The goal is to teach people with autism how to interact safely with police — the event was co-sponsored by local law enforcement — and avoid misunderstandings that could lead to confusion or violence. Over the course of two hours, participants watch a movie called Be Safe, which explains basic vocabulary like "law" and "arrest" and includes dramatizations of police interactions.
Between sections of the movie, police and participants also do role-playing exercises. In one, police and people with autism pair off to practice scenarios such as how to ask for help getting home, or what to do if someone is harassing you.
Police officers also explain their uniforms. "Never, ever, ever touch an officer's gun," Lieutenant Jason Sims explains to the group.
All the exercises are meant to make police seem less threatening, and to provide a forum for people to ask officers questions.
The seminar was organized in large part by Emily Iland, who has an autistic son and also teaches special education at California State University. The seminar is the civilian counterpart to a larger curriculum for law enforcement, which is free for all local police departments and state law enforcement agencies in California.
The biggest police department to pick it up so far is one with a history of a less-than-perfect relationship with the community: the LAPD. More than half its officers have now gotten some training about the symptoms of cognitive disabilities like autism.
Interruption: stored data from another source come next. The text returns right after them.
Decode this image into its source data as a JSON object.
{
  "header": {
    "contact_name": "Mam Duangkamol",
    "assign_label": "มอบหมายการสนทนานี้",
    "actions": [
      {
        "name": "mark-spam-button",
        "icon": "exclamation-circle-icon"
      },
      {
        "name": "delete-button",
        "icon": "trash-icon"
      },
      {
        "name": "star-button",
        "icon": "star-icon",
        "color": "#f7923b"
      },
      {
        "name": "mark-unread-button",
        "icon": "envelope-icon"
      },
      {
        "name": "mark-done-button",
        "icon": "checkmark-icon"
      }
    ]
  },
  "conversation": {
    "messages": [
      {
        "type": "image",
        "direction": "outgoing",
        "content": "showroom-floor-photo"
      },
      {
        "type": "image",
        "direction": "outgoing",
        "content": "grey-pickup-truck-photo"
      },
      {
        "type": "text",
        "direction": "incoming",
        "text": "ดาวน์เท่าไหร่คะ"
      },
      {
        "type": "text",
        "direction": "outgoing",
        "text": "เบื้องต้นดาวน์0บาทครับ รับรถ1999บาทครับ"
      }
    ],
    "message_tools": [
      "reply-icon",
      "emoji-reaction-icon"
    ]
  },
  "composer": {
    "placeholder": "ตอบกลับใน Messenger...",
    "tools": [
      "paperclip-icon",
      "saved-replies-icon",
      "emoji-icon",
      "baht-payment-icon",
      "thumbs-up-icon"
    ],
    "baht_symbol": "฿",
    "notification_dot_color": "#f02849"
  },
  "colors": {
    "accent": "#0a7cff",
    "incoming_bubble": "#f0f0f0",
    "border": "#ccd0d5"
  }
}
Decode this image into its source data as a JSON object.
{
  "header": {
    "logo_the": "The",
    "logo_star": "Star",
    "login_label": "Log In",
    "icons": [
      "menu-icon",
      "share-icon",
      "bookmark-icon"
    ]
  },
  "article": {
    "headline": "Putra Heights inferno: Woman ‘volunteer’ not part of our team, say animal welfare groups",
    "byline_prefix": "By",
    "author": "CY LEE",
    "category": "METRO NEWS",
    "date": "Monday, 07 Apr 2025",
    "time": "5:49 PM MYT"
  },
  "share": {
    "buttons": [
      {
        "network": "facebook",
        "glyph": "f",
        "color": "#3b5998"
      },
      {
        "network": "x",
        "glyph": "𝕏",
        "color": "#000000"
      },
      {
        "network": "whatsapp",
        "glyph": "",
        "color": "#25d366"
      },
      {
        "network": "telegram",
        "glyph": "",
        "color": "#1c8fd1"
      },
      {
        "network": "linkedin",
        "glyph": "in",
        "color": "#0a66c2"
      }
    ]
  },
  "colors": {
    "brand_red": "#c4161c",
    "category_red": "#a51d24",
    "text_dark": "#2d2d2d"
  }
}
As part of a partnership with the Autism Society of Los Angeles, many officers also spend an entire day with autistic teens.
The Director of Police Training for the LAPD, Luann Pannell, says that program has helped officers feel less threatened by people with autism who, for example, might not make eye contact during an interaction.
"What we want to do is take the officers beyond a 5-minute encounter," she explains. "In policing, a lot of these encounters happen very quickly."
Programs like this have drawn national attention. In July, the Justice Department announced it's working on a full training curriculum to educate local police officers about cognitive disorders.